28. Preliminary Conclusions—Speciation Data • Organic carbon makes up the biggest fraction of PM2.5 in Detroit (36%), followed closely by sulfate (31%) and nitrate (23%). EC and soil are 4% and 5%, respectively. • Organic carbon, elemental carbon, and soil show the largest changes from site to site. • Each species shows the same SW-NE gradient changes in concentration as does total PM2.5, increasing as you approach the center city, peaking at Dearborn, and decreasing as you move away from the city. • Dearborn has uncharacteristically high soil (2.5x other sites, unusual for PM2.5) and also significantly more OC than other sites

29. Preliminary Conclusions—Speciation Data • Strong seasonal behavior by sulfate (summer peak) and nitrate (winter peak). • Moderate seasonality (summer peak) by OC. • EC and soil show little seasonality. • Use caution comparing IMPROVE data with STN data, especially carbon (but this analysis is based on multiyear averages so differences have less effect)

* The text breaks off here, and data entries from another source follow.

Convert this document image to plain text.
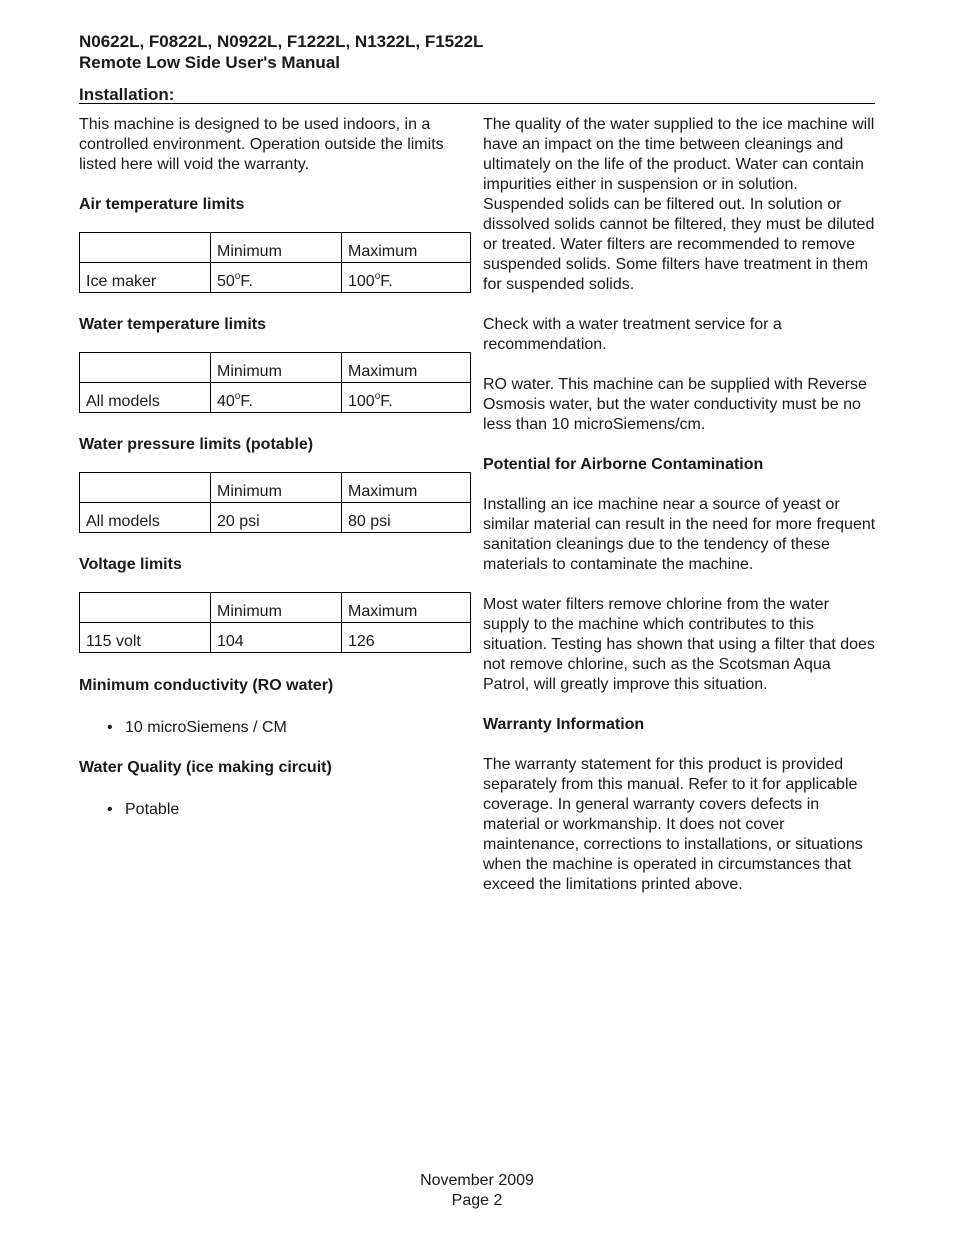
N0622L, F0822L, N0922L, F1222L, N1322L, F1522L
Remote Low Side User's Manual
Installation:

This machine is designed to be used indoors, in a controlled environment. Operation outside the limits listed here will void the warranty.

Air temperature limits

	Minimum	Maximum
Ice maker	50$^o$F.	100$^o$F.

Water temperature limits

	Minimum	Maximum
All models	40$^o$F.	100$^o$F.

Water pressure limits (potable)

	Minimum	Maximum
All models	20 psi	80 psi

Voltage limits

	Minimum	Maximum
115 volt	104	126

Minimum conductivity (RO water)

• 10 microSiemens / CM

Water Quality (ice making circuit)

• Potable

The quality of the water supplied to the ice machine will have an impact on the time between cleanings and ultimately on the life of the product. Water can contain impurities either in suspension or in solution. Suspended solids can be filtered out. In solution or dissolved solids cannot be filtered, they must be diluted or treated. Water filters are recommended to remove suspended solids. Some filters have treatment in them for suspended solids.

Check with a water treatment service for a recommendation.

RO water. This machine can be supplied with Reverse Osmosis water, but the water conductivity must be no less than 10 microSiemens/cm.

Potential for Airborne Contamination

Installing an ice machine near a source of yeast or similar material can result in the need for more frequent sanitation cleanings due to the tendency of these materials to contaminate the machine.

Most water filters remove chlorine from the water supply to the machine which contributes to this situation. Testing has shown that using a filter that does not remove chlorine, such as the Scotsman Aqua Patrol, will greatly improve this situation.

Warranty Information

The warranty statement for this product is provided separately from this manual. Refer to it for applicable coverage. In general warranty covers defects in material or workmanship. It does not cover maintenance, corrections to installations, or situations when the machine is operated in circumstances that exceed the limitations printed above.

November 2009
Page 2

30. Urban Excess • Annually, urban area contributes no sulfate, 1.6 ug/m3 nitrate, and 4.9 ug/m3 of OC to PM2.5, above regional background concentrations • Seasonally, the excess varies with the mass of the component, except for sulfate and soil. • OC excess is higher in summer and winter, nitrate excess is higher in winter, EC exhibits little seasonal difference • Sulfate excess is actually negative in the summer when sulfate is highest (i.e., the city is acting as a sink for sulfate). Likewise, soil excess is also negative in summer when soil is typically higher than other seasons.